Do you eat offal? is it forbidden by your religion? Or do you just think it tastes like poop?
In Palermo, fast food sold in the streets is almost all made of offal.
One of the absolute classic dishes of Palermo is U pani ca meusa, which means, “bread with spleen”. I ususally give this to visiting foreign friends without telling them what it is, and reveal the offal truth after the last mouthful has been swallowed. They say it is delicious. If they knew what it was in advance, they would refuse to try it.
As I explained in my previous post, the offal at the heart of all Palermo’s fast food is a legacy of the now-vanished Jewish community, which handed it out to all the poor starving people who gathered round their doors. The roadside Offal Chefs of Palermo are celebrities. They don’t need to be on TV to be a celebrity chef in Sicily. You just need a loud voice, a deep fat fryer and the ability to cook 200 spleens a day without baptising your customers in boiling oil.

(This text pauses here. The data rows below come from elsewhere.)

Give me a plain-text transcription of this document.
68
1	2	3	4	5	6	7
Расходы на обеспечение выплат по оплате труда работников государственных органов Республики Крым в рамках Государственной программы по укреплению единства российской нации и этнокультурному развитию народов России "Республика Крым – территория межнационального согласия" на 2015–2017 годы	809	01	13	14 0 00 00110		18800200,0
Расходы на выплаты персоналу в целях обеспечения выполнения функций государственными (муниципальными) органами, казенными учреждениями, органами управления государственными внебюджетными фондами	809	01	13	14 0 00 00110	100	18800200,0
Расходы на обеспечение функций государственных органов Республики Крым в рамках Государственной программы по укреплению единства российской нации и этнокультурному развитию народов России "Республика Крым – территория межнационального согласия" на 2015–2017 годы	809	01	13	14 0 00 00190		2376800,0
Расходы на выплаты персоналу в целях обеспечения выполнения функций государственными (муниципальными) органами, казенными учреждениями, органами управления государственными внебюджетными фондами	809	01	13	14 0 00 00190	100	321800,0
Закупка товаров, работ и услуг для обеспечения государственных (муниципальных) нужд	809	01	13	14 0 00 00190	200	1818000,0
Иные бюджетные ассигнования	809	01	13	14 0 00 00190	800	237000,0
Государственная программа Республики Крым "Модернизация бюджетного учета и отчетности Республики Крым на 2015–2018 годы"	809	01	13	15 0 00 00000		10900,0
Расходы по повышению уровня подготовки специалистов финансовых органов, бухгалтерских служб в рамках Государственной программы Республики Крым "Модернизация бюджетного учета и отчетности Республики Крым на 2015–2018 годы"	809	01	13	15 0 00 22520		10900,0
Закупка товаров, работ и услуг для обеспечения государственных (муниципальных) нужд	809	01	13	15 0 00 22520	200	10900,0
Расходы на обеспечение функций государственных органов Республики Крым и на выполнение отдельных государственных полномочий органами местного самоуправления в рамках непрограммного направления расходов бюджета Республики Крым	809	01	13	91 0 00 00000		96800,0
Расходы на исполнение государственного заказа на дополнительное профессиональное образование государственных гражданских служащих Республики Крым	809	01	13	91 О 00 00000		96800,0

Check out this 3-minute documentary about Rocky, il Re della Vucciria (The King of the Vucciria Street Market), talking about the REAL “fasty food” like spleen sandwiches. Don’t mention junk-food like “MecDonal” to me, he warns. Who would want to eat a boring sandwich wrapped in polystyrene when they could have some tasty and wholesome fried offal, he wonders?
My favourite celebrity offal chef has sadly retired now. He was simply known as Gianfortuna the Stigghiolaro. A stigghiola is a sheep’s ileum wound tightly around the whole length of a spring onion and grilled on a street corner by the Stigghiolaro, a Sicilian word I can only translate as ‘Small intestine kebab chef’.
Stigghiolari are esteemed as folk heroes for their ability to spend twelve-hour working shifts inhaling smoke so thick and pungent it would make mere mortals need artificial resuscitation and maybe an oxygen mask. They tolerate a constant dousing by droplets of hot fat and, not least, they stay alive despite dining on small intestines for lunch and dinner almost every day of their lives.
Gianfortuna the Stigghiolaro was one of my husband’s old school friends. He was a cheerful and spherical fellow who lived inside an impenetrable column of smoke which rendered him invisible and rose to the stratosphere, where it spread out into an atomic mushroom shape, visible across the whole bay of Palermo and, on a good day, as far away as Sardinia.
The day he retired was a tragedy though his wife said it was great to wash his clothes once instead of three times. It was also good for his health. I nearly walked right past him the last time I saw him. He was unrecognisable. He actually had a neck.
Another major celebrity chef of Palermo is Nino u Ballerino (Nino the Dancer) – so named for his choreographic abilities to hold five bread rolls in one hand, whilst frying spleens, wringing two litres of oil out of them and launching them into the buns with the other hand. He does this all in 25 seconds. I timed him.
Home cooking in Sicily uses offal too. The Sicilians have a sweet-and-sour way of cooking liver that stops it tasting like poop. I’ll give you that recipe soon. It’s actually delicious.
Sometimes my husband tucks into a steaming plate of cow stomach soup, a dish so repulsive that I have to create a barricade of mineral water and condiment bottles along the centre of the table to make sure I cannot see his plate. I find the sight of him eating a stomach so stomach turning that, otherwise, I will end up going to bed with an empty stomach myself.
Hubby once ate a dish which I could only name “The inside of a goat”. His dinner plate had a trachea with one lung hanging off it, half a heart, a spleen, some really massive and rubbery arteries and a few other bits of interior anatomy which I declined to examine.
Give me a spleen sandwich any day. They are delicious. Honestly, I swear.